That I would refer to the day in such a way may seem disrespectful. It may well be disrespectful. I have been told such things before, that there are things which should not be said, that there are traditions that should not be abrogated. And I have spoken and written in a way I think forcefully in defense of such things from time to time. But I have also spoken against other such things and written against them, for I see no reason why I should not say what it is that I see and write what I perceive. I know no reason why I ought not to be the one who says the emperor is, in fact, naked in the streets, and that his scepter inspires little awe but much "aww."

Perhaps it is because I am a "lazy Millennial" that I say such things.

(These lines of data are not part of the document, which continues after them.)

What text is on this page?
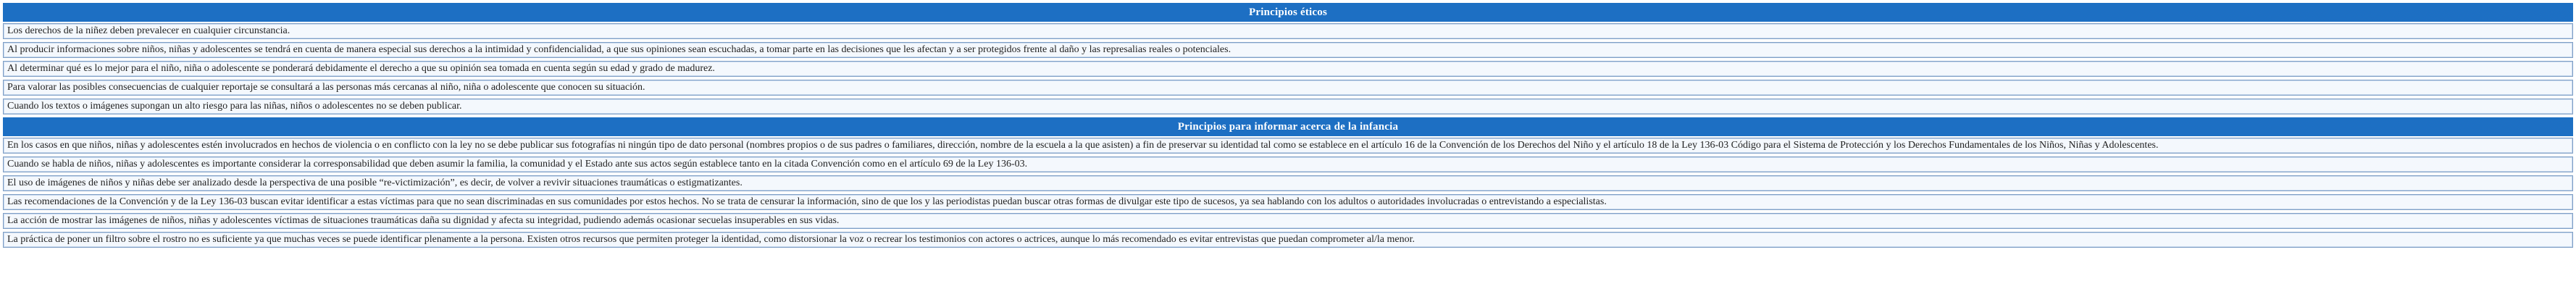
Principios éticos
Los derechos de la niñez deben prevalecer en cualquier circunstancia.
Al producir informaciones sobre niños, niñas y adolescentes se tendrá en cuenta de manera especial sus derechos a la intimidad y confidencialidad, a que sus opiniones sean escuchadas, a tomar parte en las decisiones que les afectan y a ser protegidos frente al daño y las represalias reales o potenciales.
Al determinar qué es lo mejor para el niño, niña o adolescente se ponderará debidamente el derecho a que su opinión sea tomada en cuenta según su edad y grado de madurez.
Para valorar las posibles consecuencias de cualquier reportaje se consultará a las personas más cercanas al niño, niña o adolescente que conocen su situación.
Cuando los textos o imágenes supongan un alto riesgo para las niñas, niños o adolescentes no se deben publicar.
Principios para informar acerca de la infancia
En los casos en que niños, niñas y adolescentes estén involucrados en hechos de violencia o en conflicto con la ley no se debe publicar sus fotografías ni ningún tipo de dato personal (nombres propios o de sus padres o familiares, dirección, nombre de la escuela a la que asisten) a fin de preservar su identidad tal como se establece en el artículo 16 de la Convención de los Derechos del Niño y el artículo 18 de la Ley 136-03 Código para el Sistema de Protección y los Derechos Fundamentales de los Niños, Niñas y Adolescentes.
Cuando se habla de niños, niñas y adolescentes es importante considerar la corresponsabilidad que deben asumir la familia, la comunidad y el Estado ante sus actos según establece tanto en la citada Convención como en el artículo 69 de la Ley 136-03.
El uso de imágenes de niños y niñas debe ser analizado desde la perspectiva de una posible “re-victimización”, es decir, de volver a revivir situaciones traumáticas o estigmatizantes.
Las recomendaciones de la Convención y de la Ley 136-03 buscan evitar identificar a estas víctimas para que no sean discriminadas en sus comunidades por estos hechos. No se trata de censurar la información, sino de que los y las periodistas puedan buscar otras formas de divulgar este tipo de sucesos, ya sea hablando con los adultos o autoridades involucradas o entrevistando a especialistas.
La acción de mostrar las imágenes de niños, niñas y adolescentes víctimas de situaciones traumáticas daña su dignidad y afecta su integridad, pudiendo además ocasionar secuelas insuperables en sus vidas.
La práctica de poner un filtro sobre el rostro no es suficiente ya que muchas veces se puede identificar plenamente a la persona. Existen otros recursos que permiten proteger la identidad, como distorsionar la voz o recrear los testimonios con actores o actrices, aunque lo más recomendado es evitar entrevistas que puedan comprometer al/la menor.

Perhaps it is because I am in a position of privilege as a heterosexual white man of the US middle class with a classically English name and self-identified Protestantism. Perhaps it is because I am insulated from reprisal by writing in front of a screen and being read in front of another. Perhaps it is simply that I am and always have been a smartass whose mouth and writing have always raced ahead of what little good sense he has to leap to some strange thing that, while it may be accurate, is in poor taste. And perhaps some people need to take the sticks out of their asses. (There are things that feel much better coming in through the backdoor.)

That there is perhaps promise in this day, I accept. But there is promise in every day, and those who operate within a Christian worldview surely must accept that the hope of resurrection is not on one day only but on all days. Celebrate, yes, and commemorate, but do not neglect to remember that the day is a day for all people, not only those who profess to follow the Nazarene (and who usually do a damned poor job of remembering what the man actually said to do: help those who ask for it without expecting anything in return). After all, Jesus did not turn people away, even if they were not of the "right" faith, and nor yet did Christ expect that other celebrations cease in His presence.